Lundi soir, la Turquie a annoncé la suspension des rencontres au niveau ministériel avec les Pays-Bas et son refus du retour à Ankara de l’ambassadeur néerlandais, actuellement à l’étranger. Mardi le ministère turc des Affaires étrangères a accusé l’Union européenne d’alimenter «la xénophobie et les sentiments anti-turcs» pour avoir enjoint Ankara la veille de «s’abstenir de toute déclaration excessive».
Le ministère turc a estimé dans un communiqué que la déclaration de l’UE «n’a pas de valeur», regrettant qu’elle ait été adressée à Ankara «et non pas aux pays qui portent la responsabilité de la situation actuelle en violant les conventions diplomatiques» en empêchant la participation de responsables turcs à des meeting électoraux sur leur sol. M. Erdogan s’en est aussi pris personnellement dans une interview diffusée lundi soir à la chancelière Angela Merkel, l’accusant de «soutenir les terroristes», l’Allemagne abritant selon lui des militants de la cause kurde et des putschistes présumés impliqués dans le coup d’Etat avorté du 15 juillet 2016 en Turquie.
Mme Merkel a jugé ces propos «aberrants». «La chancelière n’a pas l’intention de participer à un concours de provocations», a déclaré son porte-parole Steffen Seibert. «Les mouvements anti-immigration, xénophobes et racistes façonnent d’une manière croissante les politiques européennes. Au lieu d’offrir une perspective différente, les hommes politiques européens succombent à ce populisme raciste et anti-islam qui sape les valeurs démocratiques», a écrit mardi le porte-parole de M. Erdogan, Ibrahim Kalin, dans une tribune de presse reflétant l’état d’esprit actuel d’Ankara.

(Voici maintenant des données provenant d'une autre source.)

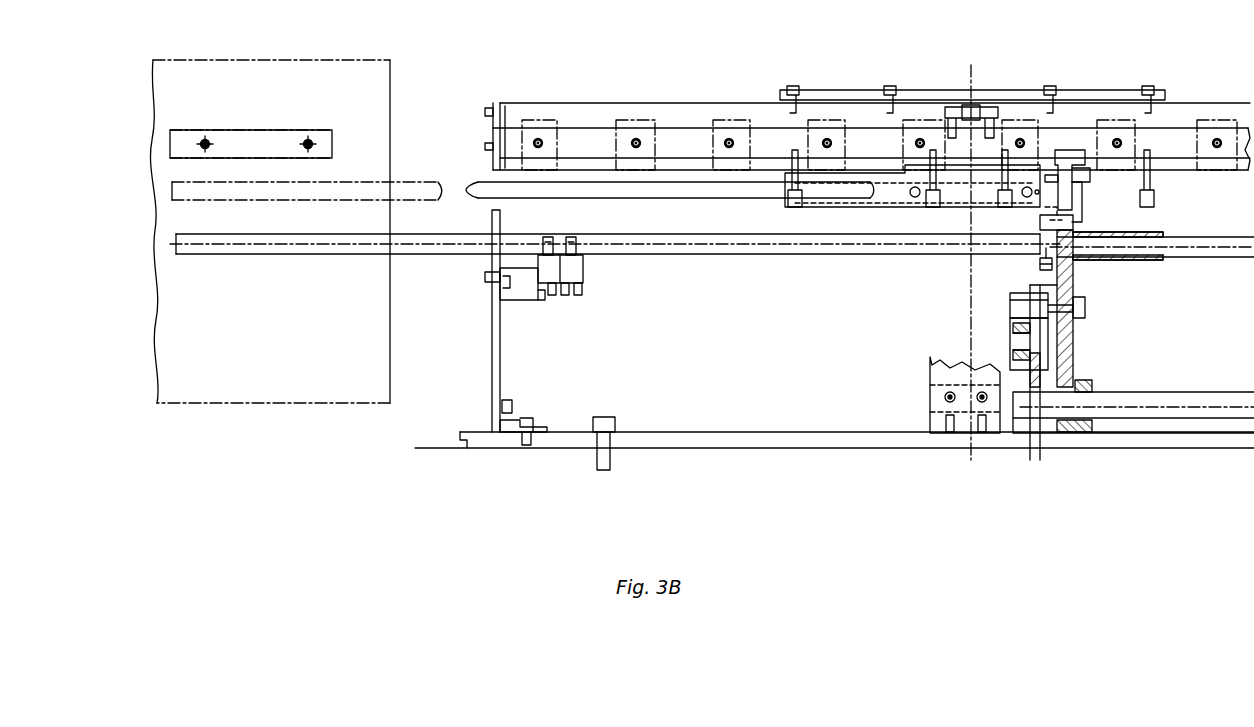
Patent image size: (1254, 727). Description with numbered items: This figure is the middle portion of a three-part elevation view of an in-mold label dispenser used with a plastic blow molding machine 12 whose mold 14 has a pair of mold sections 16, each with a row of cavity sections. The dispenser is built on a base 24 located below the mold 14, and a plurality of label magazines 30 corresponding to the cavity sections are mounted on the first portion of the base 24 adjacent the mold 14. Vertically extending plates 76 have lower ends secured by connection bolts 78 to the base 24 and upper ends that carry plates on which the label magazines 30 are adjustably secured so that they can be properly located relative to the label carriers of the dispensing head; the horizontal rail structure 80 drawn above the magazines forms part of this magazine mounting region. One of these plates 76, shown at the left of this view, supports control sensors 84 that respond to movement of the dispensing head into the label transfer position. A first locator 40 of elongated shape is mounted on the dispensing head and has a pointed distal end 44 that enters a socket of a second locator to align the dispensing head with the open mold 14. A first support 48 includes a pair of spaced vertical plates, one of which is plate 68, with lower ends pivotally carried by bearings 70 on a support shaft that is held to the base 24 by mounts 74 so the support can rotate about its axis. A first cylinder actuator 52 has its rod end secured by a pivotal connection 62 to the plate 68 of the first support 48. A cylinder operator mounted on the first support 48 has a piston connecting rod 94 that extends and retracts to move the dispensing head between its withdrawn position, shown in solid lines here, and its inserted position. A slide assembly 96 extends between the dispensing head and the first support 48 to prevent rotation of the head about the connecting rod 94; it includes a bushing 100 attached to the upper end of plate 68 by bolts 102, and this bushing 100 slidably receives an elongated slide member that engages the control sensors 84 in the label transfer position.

The plastic blow molding machine 12 is at (407, 25).
The mold 14 is at (393, 58).
The mold section 16 is at (352, 68).
The base 24 is at (825, 450).
The label magazine 30 is at (545, 120).
The first locator 40 is at (768, 238).
The distal end 44 is at (470, 200).
The first support 48 is at (1048, 290).
The first actuator 52 is at (1000, 338).
The pivotal connection 62 is at (1075, 316).
The plate 68 is at (1068, 282).
The bearing 70 is at (1092, 382).
The mount 74 is at (1062, 432).
The plate 76 is at (500, 346).
The connection bolt 78 is at (533, 420).
The rail 80 is at (600, 108).
The control sensor 84 is at (583, 273).
The piston connecting rod 94 is at (1083, 190).
The slide assembly 96 is at (1170, 268).
The bushing 100 is at (1175, 250).
The bolt 102 is at (1038, 268).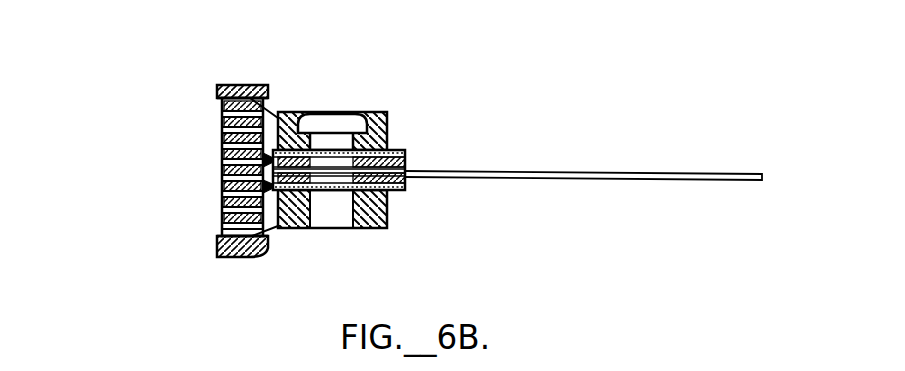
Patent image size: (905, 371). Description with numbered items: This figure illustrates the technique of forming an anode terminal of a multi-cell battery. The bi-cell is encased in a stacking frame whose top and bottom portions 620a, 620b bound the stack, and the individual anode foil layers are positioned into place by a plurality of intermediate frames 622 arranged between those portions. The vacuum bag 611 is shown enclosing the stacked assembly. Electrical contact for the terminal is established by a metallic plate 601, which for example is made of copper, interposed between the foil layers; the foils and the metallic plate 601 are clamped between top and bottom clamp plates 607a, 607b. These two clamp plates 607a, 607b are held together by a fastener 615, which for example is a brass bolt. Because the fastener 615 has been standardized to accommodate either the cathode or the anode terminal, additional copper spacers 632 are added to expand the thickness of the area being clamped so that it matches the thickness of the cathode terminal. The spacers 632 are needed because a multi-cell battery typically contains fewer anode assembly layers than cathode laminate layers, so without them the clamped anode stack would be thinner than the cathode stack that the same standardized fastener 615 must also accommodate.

The metallic plate 601 is at (692, 173).
The top clamp plate 607a is at (388, 117).
The bottom clamp plate 607b is at (373, 228).
The vacuum bag 611 is at (232, 84).
The fastener 615 is at (335, 112).
The top portion of stacking frame 620a is at (217, 98).
The bottom portion of stacking frame 620b is at (218, 237).
The intermediate frames 622 is at (220, 211).
The copper spacers 632 is at (405, 162).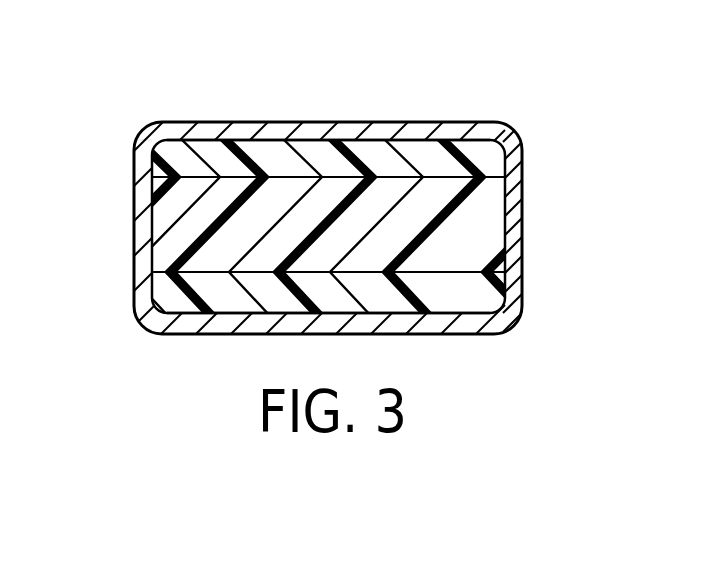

La crise avec les Pays-Bas est survenue quelques jours avant les élections législatives qui sont prévues mercredi et où le parti du député islamophobe Geert Wilders est donné en deuxième place par les sondages. En dépit de fréquentes frictions, Ankara reste un partenaire stratégique de l’UE, notamment dans la gestion de l’afflux de migrants vers l’Europe. Mais à la lumière de la crise actuelle, le ministre turc des Affaires européennes Omer Celik a évoqué lundi un «réexamen» du pacte sur la lutte contre l’immigration conclu il y a un an avec l’Europe.
La diaspora turque en Europe est estimée à plus de quatre millions de personnes dont près de 2,5 millions ont le droit de vote dans les scrutins turcs. Leurs voix sont particulièrement convoitées par Ankara en vue du référendum sur le renforcement des pouvoirs du président Erdogan et dont l’issue s’annonce serrée.